Weil der Wert des Bodens immer mehr erkannt wird, gibt es inzwischen in vielen Ländern, so auch in der Schweiz, Bodenzustandsberichte und -strategien, Forschungs- und Förderprogramme sowie Pilotprojekte. Der Zertifikate-Handel hat allerdings auch Kritiker. Diese befürworten zwar generell Humusaufbau auf Äckern, lehnen aber den CO2-Zertifikat-Handel in der jetzigen Form ab. Zu diesen Kritikern gehört Franz Rösl und mit ihm die „Interessengemeinschaft gesunder Boden e.V.“: Die Funktionen von Humus seien vielfältig und in einem grösseren Zusammenhang zu sehen, sagt Rösl. Humus reduziere eben nicht nur CO2, sondern sei die Voraussetzung für Bodenfruchtbarkeit, für biologische Vielfalt im Boden und für die Fähigkeit von Böden, ihre vielfältigen Ökosystemdienstleistungen zu erfüllen. So müsse bei einem Zertifikat-Handel ausgeschlossen werden, dass beim Humusaufbau Massnahmen ergriffen werden, welche die Gesundheit des Bodens, des Wasser, der Pflanzen, Tiere und Menschen beeinträchtigen.

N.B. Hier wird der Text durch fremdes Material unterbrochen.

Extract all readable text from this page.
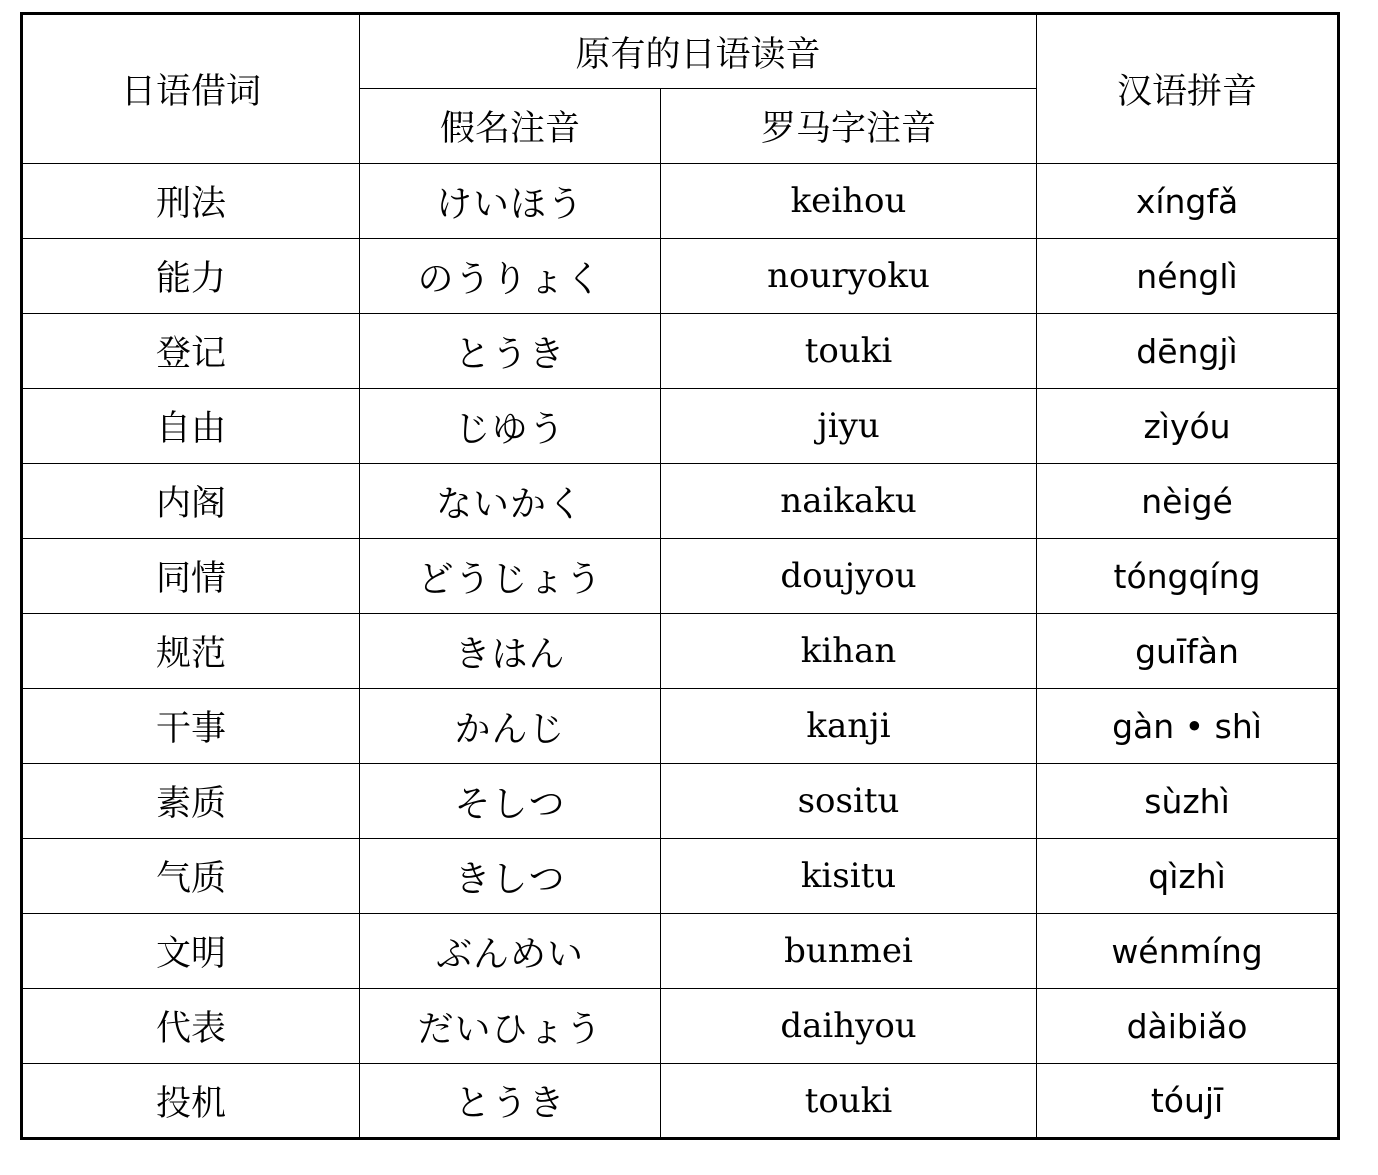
日语借词	原有的日语读音		汉语拼音
	假名注音	罗马字注音	
刑法	けいほう	keihou	xíngfǎ
能力	のうりょく	nouryoku	nénglì
登记	とうき	touki	dēngjì
自由	じゆう	jiyu	zìyóu
内阁	ないかく	naikaku	nèigé
同情	どうじょう	doujyou	tóngqíng
规范	きはん	kihan	guīfàn
干事	かんじ	kanji	gàn • shì
素质	そしつ	sositu	sùzhì
气质	きしつ	kisitu	qìzhì
文明	ぶんめい	bunmei	wénmíng
代表	だいひょう	daihyou	dàibiǎo
投机	とうき	touki	tóujī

Die „IG gesunder Boden“ will sinnvollen Projekten im Zusammenhang mit Humus Raum geben und hat deshalb in einem Positionspapier zehn Forderungen aufgestellt. Darin ist nun von „Humus-Zertifikate-Handel“ und nicht mehr von „CO2-Zertifikate-Handel“ die Rede. Ein Handel mit Humus-Zertifikaten solle sicherstellen, dass der Humusaufbau auch wirklich langfristig und zugunsten der Bodengesundheit geschieht. Ein Punkt in dem Katalog sieht vor, dass der Landwirt in seine Berechnung all seine Flächen und, wenn vorhanden, auch die Tierproduktion sowie die daraus resultierenden Emissionen mit einbeziehen muss. Auch die heutige Art der Humusbestimmung sei zu hinterfragen, sagt Franz Rösl. Denn die aktuelle Ermittlung sage nichts über die Humusqualität aus: „Hier brauchen wir eine neue Herangehensweise, methodisch ist das schon möglich, aber derzeit noch zu teuer.“
Der sogenannte Mutterboden, die oberste, fruchtbare und belebte Erdschicht, ist dank ihrer Bewohner in einem permanenten. Je vielfältiger das Bodenleben in dieser obersten Schicht, desto höher der Humusanteil und desto fruchtbarer die Erde.
Ein solcher Boden bietet auch Chancen für die Medizin. Ein Beispiel dafür ist die vorwiegend in Böden lebende Bakterien-Gattung der Streptomyceten: Im Wald sind erzeugen sie den typischen Erdgeruch – und in der Medizin wurden sie bekannt, weil sie durch ihren Stoffwechsel antibiotisch wirkende Stoffe produzieren. Mittel wie das Breitbandantibiotika Tetracyclin verdanken ihre Existenz den Streptomyceten, und wegen ihrer Vielseitigkeit wurden sie 2016 zur Mikrobe des Jahres gekürt. Wissenschaftler mehrerer Universitäten erforschen derzeit Streptomyceten, weil die Hoffnung gross ist, dass die Bakterien noch weitere Potenziale besitzen. Marburger Pharmazeuten entdeckten beispielsweise beim Entschlüsseln des Erbguts dieser Bakterien neuartige Stoffwechsel-Enzyme, die möglicherweise therapeutisch wirkende, bioaktive Substanzen produzieren.